Eventhough you don’t use a local variable for storing the result in your new implementation, it now works because you use the return value of the decrement operator directly for the comparison. As I said, lots of pitfalls to watch out for
.
Say that A is the parent of B, which is in turn the parent of C. Is it possible that WorkOnTask is issued with tasks B. Finding that it isn’t ready, it calls HelpWithWork. HelpWithWork pulls A from the queue and calls WorkOnTask with A. Again, finding that it isn’t ready, it calls HelpWithWork once more. This time HelpWithWork pulls C from the queue. The subsequent call to WorkOnTask is able to complete C. It then returns to the most recent WorkOnTask, which is handling A. A is not finished because B is not finished. B has already been pulled out of the queue, but can’t be worked on until the WorkOnTask handling A has returned.
Is this an unforseen problem? Or have I missed something that would prevent this from happening?
No, you didn’t miss anything. Quite the opposite!
How such situations are handled depends a bit on how HelpWithWork() (and GetAvailableTask()) are implemented. GetAvailableTask() could be implemented so that it only returns tasks which can be run right now.
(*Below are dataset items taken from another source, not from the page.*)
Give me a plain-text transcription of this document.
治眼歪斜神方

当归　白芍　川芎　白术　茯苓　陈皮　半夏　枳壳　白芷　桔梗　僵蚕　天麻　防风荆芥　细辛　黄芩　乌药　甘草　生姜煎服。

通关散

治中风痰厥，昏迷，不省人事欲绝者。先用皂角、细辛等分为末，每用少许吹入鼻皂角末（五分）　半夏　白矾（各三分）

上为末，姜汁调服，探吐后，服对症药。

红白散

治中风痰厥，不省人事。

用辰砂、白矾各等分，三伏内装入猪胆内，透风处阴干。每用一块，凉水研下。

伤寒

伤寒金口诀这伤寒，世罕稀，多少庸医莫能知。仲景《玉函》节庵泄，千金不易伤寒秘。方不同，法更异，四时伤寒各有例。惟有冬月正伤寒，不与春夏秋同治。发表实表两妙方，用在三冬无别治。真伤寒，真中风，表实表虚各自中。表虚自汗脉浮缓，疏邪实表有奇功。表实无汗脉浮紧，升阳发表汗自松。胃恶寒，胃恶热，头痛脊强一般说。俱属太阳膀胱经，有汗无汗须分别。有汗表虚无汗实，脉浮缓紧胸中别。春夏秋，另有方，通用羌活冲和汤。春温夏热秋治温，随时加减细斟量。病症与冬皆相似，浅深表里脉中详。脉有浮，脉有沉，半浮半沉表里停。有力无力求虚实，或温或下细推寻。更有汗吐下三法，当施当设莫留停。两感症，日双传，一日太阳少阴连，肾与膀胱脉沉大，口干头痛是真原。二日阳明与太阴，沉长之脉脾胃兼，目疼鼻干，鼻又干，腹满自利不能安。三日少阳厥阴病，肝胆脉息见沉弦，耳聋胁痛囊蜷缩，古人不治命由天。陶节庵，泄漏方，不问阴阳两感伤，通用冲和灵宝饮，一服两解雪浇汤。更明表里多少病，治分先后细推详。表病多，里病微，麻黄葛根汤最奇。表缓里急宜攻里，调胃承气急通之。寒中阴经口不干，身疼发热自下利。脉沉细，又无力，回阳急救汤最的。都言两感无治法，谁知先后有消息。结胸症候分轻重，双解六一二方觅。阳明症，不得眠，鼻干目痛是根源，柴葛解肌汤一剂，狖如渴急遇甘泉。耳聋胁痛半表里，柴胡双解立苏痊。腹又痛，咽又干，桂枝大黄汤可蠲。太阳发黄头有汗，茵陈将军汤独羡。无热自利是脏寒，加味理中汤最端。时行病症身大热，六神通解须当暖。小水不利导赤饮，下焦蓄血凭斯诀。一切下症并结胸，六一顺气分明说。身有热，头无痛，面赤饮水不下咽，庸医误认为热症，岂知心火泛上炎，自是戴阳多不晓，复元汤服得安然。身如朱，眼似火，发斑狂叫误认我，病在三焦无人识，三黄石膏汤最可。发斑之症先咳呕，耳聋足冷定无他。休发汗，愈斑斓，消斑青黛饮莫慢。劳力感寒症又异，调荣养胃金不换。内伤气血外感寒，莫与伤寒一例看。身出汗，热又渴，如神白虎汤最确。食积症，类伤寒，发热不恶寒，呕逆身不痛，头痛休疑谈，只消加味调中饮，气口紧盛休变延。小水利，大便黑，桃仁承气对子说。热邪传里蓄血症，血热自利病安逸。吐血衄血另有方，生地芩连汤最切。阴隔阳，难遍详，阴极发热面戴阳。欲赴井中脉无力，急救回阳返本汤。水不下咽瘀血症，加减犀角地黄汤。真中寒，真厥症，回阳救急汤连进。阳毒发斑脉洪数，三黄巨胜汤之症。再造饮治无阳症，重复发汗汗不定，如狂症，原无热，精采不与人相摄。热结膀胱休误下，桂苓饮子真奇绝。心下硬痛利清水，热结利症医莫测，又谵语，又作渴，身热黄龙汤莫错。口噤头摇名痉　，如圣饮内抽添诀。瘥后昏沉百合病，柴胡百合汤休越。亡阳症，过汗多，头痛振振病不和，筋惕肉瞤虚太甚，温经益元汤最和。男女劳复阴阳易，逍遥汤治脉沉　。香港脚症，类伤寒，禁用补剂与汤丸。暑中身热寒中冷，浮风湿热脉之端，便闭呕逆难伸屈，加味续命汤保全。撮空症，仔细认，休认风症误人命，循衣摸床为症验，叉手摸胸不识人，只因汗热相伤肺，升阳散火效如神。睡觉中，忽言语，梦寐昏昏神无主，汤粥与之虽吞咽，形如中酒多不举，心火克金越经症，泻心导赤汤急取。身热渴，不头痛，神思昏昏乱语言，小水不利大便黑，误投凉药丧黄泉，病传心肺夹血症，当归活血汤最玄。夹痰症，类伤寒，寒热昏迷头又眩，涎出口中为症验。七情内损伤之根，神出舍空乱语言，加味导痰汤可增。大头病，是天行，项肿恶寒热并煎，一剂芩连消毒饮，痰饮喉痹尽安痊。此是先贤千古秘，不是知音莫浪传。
In my implementation, I actually have an additional queue of what I call open tasks. Whenever a task gets queued which cannot be run immediately (because it has dependencies or other child tasks), it gets added to this queue. Other tasks are run right away. Additionally, Work() is modified so that after a task has been worked upon, the thread tries to queue any of the open tasks, because they might now be able to run. Furthermore, while waiting on a task to be finished, the thread also tries to queue any of the open tasks.
This automatically handles the situation you described. There must always be a thread who pulls the last remaining, open task from the queue, even if it’s maybe the one and only task all others depend upon. As soon as that thread has finished working on that task, all the others will be able to run automatically.